Published in final edited form as: Chembiochem. 2020 Mar 5;21(11):1633–1640. doi: 10.1002/cbic.201900736

Figure 4.

Figure 4.

Identification of endogenous human sgRNA-binding proteins. A) Workflow scheme for identification of candidate endogenous human sgRNA binding proteins from HEK 293T cell lysate. B) SDS-PAGE gel stained with Imperial protein stain. Lanes: M=ladder, 1=5 μL of HEK 293T cell lysate, 2=no RNA control, 3= 81 3′-biotin pulldown, 4=81 3′-biotin +100-fold excess tRNA. Excised bands are indicated by a, b, c, d, e and red asterisks.

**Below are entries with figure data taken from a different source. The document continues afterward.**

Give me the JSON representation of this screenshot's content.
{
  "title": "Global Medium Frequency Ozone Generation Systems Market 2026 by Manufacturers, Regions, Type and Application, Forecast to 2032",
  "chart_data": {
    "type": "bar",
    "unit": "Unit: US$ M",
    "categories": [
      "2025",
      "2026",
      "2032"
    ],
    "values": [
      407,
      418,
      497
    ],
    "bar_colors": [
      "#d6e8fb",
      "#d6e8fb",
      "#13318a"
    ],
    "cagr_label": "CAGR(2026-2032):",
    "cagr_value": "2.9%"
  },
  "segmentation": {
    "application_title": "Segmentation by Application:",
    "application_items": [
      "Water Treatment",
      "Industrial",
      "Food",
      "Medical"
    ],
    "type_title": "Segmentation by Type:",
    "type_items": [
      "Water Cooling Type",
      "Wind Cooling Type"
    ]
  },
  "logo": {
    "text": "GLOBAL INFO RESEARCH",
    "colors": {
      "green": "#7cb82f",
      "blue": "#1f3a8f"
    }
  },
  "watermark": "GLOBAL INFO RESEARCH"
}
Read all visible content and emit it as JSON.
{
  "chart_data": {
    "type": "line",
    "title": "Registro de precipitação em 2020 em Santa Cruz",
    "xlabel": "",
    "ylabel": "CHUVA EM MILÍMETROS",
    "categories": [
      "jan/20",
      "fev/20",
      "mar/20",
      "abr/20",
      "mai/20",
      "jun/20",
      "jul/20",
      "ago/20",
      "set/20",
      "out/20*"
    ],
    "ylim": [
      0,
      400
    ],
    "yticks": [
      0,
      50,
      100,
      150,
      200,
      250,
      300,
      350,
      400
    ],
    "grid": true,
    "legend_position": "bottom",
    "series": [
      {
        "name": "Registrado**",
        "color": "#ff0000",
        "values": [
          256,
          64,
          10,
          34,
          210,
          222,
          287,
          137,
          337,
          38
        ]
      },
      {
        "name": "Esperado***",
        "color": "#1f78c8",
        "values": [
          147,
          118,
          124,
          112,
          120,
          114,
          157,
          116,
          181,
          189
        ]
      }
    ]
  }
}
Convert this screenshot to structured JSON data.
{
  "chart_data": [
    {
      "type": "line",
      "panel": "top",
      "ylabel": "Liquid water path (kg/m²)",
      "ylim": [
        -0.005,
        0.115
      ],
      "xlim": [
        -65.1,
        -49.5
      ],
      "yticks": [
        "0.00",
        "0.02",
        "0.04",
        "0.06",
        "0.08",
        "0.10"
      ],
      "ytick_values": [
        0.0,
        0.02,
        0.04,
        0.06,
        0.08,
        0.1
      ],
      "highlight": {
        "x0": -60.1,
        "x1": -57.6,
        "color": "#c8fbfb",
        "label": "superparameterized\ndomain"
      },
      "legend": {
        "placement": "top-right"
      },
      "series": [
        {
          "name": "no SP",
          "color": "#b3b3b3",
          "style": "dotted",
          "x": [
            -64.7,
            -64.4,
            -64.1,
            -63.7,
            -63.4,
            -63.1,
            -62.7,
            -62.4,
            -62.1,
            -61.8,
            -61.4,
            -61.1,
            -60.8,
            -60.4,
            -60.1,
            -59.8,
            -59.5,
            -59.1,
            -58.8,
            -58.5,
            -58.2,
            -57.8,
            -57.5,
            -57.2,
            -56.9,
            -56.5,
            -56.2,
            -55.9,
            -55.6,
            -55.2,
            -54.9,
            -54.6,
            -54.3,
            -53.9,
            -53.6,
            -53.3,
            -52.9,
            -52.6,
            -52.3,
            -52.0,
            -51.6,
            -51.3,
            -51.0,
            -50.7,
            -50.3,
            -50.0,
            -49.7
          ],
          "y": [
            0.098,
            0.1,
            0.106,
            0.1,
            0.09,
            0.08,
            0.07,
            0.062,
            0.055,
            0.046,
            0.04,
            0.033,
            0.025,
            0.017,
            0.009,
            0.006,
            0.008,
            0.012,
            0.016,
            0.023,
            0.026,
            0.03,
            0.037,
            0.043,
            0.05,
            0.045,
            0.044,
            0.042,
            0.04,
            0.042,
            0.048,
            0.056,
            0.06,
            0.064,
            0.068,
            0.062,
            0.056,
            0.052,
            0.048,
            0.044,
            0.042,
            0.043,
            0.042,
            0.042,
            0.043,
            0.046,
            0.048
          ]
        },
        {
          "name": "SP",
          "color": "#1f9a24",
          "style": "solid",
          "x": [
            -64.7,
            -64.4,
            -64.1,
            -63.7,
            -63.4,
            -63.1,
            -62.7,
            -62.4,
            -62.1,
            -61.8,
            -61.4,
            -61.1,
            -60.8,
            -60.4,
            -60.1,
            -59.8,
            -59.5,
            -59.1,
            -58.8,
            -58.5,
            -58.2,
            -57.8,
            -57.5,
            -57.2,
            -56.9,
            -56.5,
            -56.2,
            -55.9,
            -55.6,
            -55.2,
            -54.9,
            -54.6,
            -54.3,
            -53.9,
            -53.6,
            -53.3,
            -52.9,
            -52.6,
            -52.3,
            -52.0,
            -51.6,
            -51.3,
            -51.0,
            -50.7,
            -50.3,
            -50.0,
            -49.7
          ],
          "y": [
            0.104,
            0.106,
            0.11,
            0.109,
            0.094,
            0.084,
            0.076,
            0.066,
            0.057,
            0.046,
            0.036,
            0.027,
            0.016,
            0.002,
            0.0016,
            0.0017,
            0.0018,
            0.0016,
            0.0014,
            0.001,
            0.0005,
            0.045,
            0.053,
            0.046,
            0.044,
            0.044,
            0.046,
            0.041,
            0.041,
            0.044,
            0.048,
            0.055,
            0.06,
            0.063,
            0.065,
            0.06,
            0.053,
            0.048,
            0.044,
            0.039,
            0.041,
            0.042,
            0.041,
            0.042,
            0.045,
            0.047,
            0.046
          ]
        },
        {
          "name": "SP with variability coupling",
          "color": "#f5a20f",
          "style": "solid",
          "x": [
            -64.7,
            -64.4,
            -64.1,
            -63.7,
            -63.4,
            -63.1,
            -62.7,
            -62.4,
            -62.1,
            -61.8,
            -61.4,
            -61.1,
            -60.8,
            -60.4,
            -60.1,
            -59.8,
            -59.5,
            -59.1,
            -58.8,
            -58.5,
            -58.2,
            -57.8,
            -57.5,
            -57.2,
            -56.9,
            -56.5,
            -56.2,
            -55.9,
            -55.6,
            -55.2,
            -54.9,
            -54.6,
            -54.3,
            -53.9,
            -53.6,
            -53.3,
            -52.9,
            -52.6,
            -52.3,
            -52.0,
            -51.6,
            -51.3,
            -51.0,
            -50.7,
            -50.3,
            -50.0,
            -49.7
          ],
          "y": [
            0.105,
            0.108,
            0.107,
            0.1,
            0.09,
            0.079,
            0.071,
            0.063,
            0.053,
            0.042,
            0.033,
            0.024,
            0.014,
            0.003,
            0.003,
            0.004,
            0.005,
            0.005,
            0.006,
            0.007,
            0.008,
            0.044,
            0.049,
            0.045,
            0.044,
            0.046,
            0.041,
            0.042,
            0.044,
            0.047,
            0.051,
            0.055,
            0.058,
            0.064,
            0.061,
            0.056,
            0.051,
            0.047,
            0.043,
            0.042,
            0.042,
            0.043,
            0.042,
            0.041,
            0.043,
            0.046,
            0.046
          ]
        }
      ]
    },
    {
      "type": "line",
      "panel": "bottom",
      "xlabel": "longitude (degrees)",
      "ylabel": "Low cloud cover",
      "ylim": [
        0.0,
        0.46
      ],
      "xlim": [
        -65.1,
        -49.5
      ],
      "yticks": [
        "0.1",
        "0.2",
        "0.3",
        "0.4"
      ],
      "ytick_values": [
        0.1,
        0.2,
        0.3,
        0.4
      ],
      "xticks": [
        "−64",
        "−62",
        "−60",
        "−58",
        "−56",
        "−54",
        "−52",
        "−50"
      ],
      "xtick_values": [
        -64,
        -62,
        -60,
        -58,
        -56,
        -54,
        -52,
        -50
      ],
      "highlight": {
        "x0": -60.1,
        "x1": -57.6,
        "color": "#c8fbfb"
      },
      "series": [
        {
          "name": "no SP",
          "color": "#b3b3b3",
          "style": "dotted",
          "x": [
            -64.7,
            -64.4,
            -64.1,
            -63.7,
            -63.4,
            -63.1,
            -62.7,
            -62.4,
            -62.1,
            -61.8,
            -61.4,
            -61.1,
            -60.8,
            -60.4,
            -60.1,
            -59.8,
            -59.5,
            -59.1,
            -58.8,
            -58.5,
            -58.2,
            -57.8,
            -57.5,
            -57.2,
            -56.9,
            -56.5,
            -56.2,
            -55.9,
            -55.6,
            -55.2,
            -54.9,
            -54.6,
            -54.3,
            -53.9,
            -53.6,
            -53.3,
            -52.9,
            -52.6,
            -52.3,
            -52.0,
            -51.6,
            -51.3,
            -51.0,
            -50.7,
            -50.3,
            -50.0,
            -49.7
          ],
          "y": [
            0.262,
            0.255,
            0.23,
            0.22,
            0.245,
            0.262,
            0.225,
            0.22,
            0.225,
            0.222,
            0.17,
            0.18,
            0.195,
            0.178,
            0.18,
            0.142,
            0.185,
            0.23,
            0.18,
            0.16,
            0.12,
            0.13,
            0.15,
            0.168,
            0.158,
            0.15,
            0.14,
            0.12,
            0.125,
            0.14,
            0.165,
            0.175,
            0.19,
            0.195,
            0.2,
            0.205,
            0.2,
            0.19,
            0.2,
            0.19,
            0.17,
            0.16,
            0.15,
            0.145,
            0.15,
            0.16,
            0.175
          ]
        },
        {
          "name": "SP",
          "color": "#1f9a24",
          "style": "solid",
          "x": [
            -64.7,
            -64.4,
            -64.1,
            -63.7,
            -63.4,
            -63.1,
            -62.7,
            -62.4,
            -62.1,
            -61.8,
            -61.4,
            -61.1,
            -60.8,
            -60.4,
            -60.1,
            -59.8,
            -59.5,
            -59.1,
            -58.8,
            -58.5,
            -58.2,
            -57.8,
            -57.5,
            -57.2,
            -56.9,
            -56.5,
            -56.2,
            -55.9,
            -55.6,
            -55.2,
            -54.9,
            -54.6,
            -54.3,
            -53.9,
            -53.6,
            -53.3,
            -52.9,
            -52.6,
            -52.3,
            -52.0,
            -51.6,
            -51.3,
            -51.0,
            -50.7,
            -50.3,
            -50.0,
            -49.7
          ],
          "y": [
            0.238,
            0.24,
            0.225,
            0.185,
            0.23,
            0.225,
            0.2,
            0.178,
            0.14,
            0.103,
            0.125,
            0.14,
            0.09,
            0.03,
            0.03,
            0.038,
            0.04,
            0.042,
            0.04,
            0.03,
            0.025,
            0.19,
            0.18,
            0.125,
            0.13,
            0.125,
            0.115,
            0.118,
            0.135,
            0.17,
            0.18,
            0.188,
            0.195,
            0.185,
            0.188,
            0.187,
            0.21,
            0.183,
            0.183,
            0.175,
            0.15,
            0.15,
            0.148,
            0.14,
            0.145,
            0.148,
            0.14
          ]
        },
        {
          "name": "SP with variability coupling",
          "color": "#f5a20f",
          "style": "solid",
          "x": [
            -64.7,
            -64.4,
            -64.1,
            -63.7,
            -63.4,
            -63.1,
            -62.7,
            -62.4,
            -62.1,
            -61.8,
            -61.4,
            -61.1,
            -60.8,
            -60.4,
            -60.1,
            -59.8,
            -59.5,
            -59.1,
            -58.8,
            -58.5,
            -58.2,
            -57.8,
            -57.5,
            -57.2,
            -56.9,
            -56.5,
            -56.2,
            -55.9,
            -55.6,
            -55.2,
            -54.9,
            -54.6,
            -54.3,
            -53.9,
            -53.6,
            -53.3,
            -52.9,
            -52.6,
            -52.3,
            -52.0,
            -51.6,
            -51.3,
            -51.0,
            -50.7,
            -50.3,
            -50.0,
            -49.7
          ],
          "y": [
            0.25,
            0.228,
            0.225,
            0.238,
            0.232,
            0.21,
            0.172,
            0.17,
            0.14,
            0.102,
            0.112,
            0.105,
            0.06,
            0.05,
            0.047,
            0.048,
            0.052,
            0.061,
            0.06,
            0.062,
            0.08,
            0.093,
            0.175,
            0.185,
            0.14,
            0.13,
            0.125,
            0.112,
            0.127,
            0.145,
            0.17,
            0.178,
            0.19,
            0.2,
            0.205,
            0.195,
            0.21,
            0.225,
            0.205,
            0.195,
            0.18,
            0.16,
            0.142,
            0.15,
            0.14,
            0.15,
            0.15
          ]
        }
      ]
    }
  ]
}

C) Western blot verification of IGF2BP1, hnRNP K, YB1 present in elution from streptavidin beads. D) IGF2BP1 binding to sgRNA variants. Lanes: 1=no 81 3′-biotin, 2=81 3′-biotin, 3=81 3′-biotin with scrambled S1 target sequence (Table S1), 4= 5′P-30 nt-3′-biotin fragment, 5=81 3′-biotin+100-fold excess tRNA, 6=81 3′-biotin+ tenfold excess of IVT 85. Data in plot represents triplicate. E) Fold increase vs. RNA identity plotted. Plotted values correspond to averages±standard deviation (n=3).